The Pakistan seamers continued to trouble the Kiwi batsmen but Fleming displayed tremendous concentration to keep the scoreboard moving. He put up a 37-runs with Peter Fulton (7) for the third wicket before Rao Ifthkhar trapped Fulton leg before. At that stage, the Kiwis were reeling at 60 for three in 14.1 over.

Then came the Kiwi fightback as the skipper was joined by 31-year-old Scott Styris.

The two started cautiously and took time to settle down. Run rate did slow down considerably but once they got themselves entrenched, the scoreboard started moving fast.

The Kiwi start was slow indeed. The first 10 overs of power play saw 43 runs on the scoreboasrd, next one yielded only 19 and in the third and last five overs of power play only 15 runs were scored.

As Fleming and Stryis started building their innings, they were also helped by lady lluck and survived a scare when the score was 94 for three. Styris, who was on 16, flicked Abdul Razzaq towards suare leg and charged out for a run. The ball was stopped by a diving Imran Farhat who threw it back to wicket keeper Kamran Akmal.

Akmal needed to remove the bail but to the surprise of all he tried to wreck the stumps with a big throw only to see it missing the target. It was the easiest possible run out chance which he missed and after that there was no looking back for Styris.

Fleming and Styris put on 108 runs for the fourth wicket in 23 overs and when the partnership looked assuming dangerous propositions spinner Shoaib Malik broke it.
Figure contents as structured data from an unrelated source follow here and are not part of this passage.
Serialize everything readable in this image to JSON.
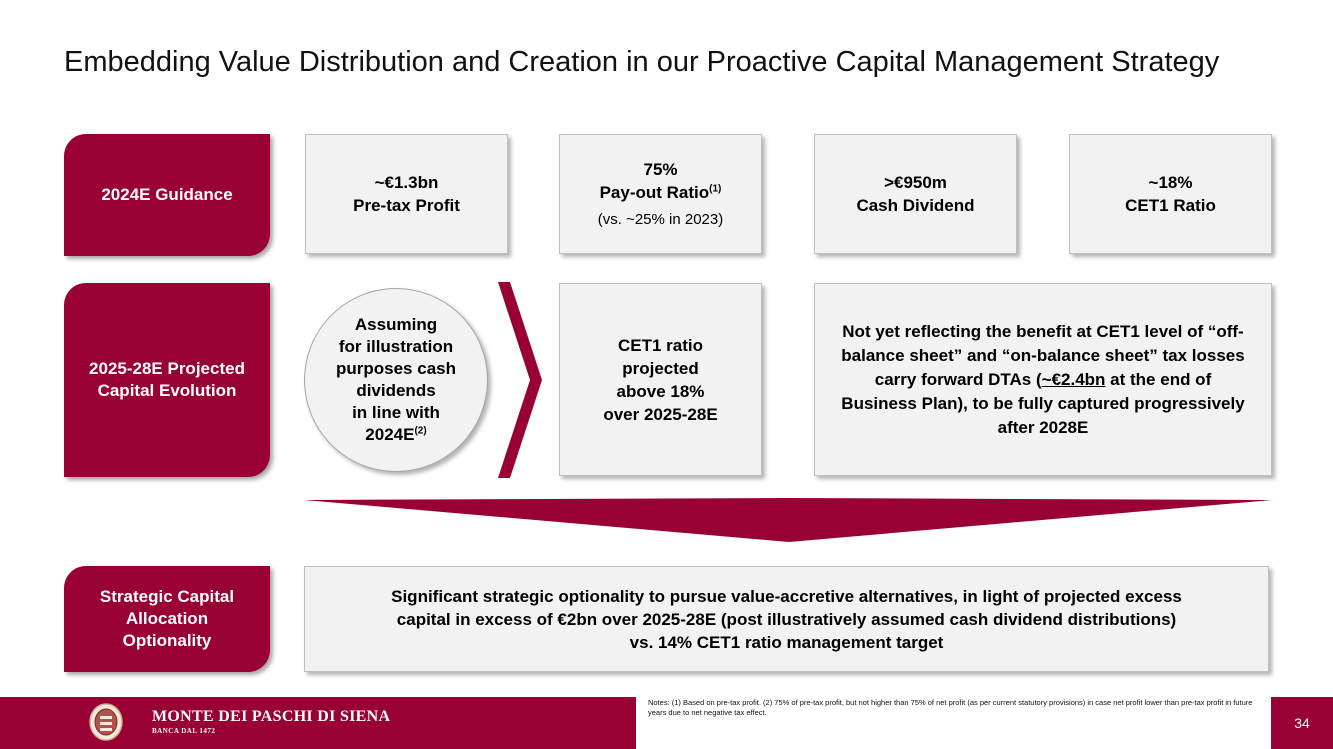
{
  "title": "Embedding Value Distribution and Creation in our Proactive Capital Management Strategy",
  "guidance": {
    "label": "2024E Guidance",
    "items": [
      {
        "value": "~€1.3bn",
        "label": "Pre-tax Profit"
      },
      {
        "value": "75%",
        "label": "Pay-out Ratio",
        "sup": "(1)",
        "sub": "(vs. ~25% in 2023)"
      },
      {
        "value": ">€950m",
        "label": "Cash Dividend"
      },
      {
        "value": "~18%",
        "label": "CET1 Ratio"
      }
    ]
  },
  "projected": {
    "label_line1": "2025-28E Projected",
    "label_line2": "Capital Evolution",
    "circle_lines": [
      "Assuming",
      "for illustration",
      "purposes cash",
      "dividends",
      "in line with"
    ],
    "circle_last": "2024E",
    "circle_sup": "(2)",
    "cet1_lines": [
      "CET1 ratio",
      "projected",
      "above 18%",
      "over 2025-28E"
    ],
    "dta_part1": "Not yet reflecting the benefit at CET1 level of “off-balance sheet” and “on-balance sheet” tax losses carry forward DTAs (",
    "dta_underline": "~€2.4bn",
    "dta_part2": " at the end of Business Plan), to be fully captured progressively after 2028E"
  },
  "optionality": {
    "label_lines": [
      "Strategic Capital",
      "Allocation",
      "Optionality"
    ],
    "lines": [
      "Significant strategic optionality to pursue value-accretive alternatives, in light of projected excess",
      "capital in excess of €2bn over 2025-28E (post illustratively assumed cash dividend distributions)",
      "vs. 14% CET1 ratio management target"
    ]
  },
  "footer": {
    "brand": "MONTE DEI PASCHI DI SIENA",
    "brand_sub": "BANCA DAL 1472",
    "notes": "Notes: (1) Based on pre-tax profit. (2) 75% of pre-tax profit, but not higher than 75% of net profit (as per current statutory provisions) in case net profit lower than pre-tax profit in future years due to net negative tax effect.",
    "page_number": "34"
  },
  "colors": {
    "accent": "#990033",
    "box": "#f2f2f2"
  }
}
Fleming, who looked all set for his hundred, played a casual shot and Malik took a fine diving return catch.

The skipper's knock 0f 80 came off 105 ball and was studded with one six and eight boundaries. At that stage, the score was 168 for four off 37.1 overs.
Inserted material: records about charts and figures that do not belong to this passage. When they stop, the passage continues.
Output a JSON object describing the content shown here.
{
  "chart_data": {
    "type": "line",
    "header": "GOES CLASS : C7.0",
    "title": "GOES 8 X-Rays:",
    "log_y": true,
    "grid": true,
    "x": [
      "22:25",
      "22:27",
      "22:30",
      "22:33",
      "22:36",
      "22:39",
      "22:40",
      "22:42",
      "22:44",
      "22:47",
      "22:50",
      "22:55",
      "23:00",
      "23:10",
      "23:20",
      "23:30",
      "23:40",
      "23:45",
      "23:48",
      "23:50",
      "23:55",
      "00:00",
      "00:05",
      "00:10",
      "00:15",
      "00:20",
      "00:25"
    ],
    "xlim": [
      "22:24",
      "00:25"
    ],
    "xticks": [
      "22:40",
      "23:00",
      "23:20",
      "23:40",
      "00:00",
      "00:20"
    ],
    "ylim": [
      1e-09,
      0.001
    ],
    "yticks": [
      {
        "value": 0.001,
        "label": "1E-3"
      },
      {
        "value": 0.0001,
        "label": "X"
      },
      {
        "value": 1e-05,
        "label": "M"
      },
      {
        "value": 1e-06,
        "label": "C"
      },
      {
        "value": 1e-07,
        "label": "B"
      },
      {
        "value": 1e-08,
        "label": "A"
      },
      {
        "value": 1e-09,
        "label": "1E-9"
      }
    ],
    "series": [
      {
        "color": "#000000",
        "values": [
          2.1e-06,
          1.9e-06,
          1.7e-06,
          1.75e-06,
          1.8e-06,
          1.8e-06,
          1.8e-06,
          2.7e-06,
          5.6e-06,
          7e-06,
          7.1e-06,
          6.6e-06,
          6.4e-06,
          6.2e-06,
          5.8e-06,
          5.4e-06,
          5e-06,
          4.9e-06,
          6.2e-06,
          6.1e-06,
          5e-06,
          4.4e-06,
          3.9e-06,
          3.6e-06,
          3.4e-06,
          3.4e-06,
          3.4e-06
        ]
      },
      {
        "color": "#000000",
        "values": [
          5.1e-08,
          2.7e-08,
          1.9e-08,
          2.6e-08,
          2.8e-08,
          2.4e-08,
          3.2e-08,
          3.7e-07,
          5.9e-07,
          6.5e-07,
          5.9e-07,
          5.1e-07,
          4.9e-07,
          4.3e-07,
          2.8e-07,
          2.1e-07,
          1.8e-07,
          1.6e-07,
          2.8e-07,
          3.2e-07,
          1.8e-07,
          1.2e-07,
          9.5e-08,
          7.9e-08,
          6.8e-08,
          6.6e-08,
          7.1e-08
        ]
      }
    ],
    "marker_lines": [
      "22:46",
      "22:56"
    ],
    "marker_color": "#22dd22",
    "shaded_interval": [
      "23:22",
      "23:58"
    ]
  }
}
But Styris was there and he rose to the occasion. He got good support from other lower order batsmen and the Kiwis went on rampage in the slog overs as Pakistani bowling suddenly disintegrated.

Styris went after the bowling and he was followed by other batsmen as the Pakistanis were sent on a leather hunt.

Jacom Oram (31,1x6,4x4, 26 balls) and Brendan McCullum (27,1x6,3x4,13 balls) added to the woes of Pakistanis.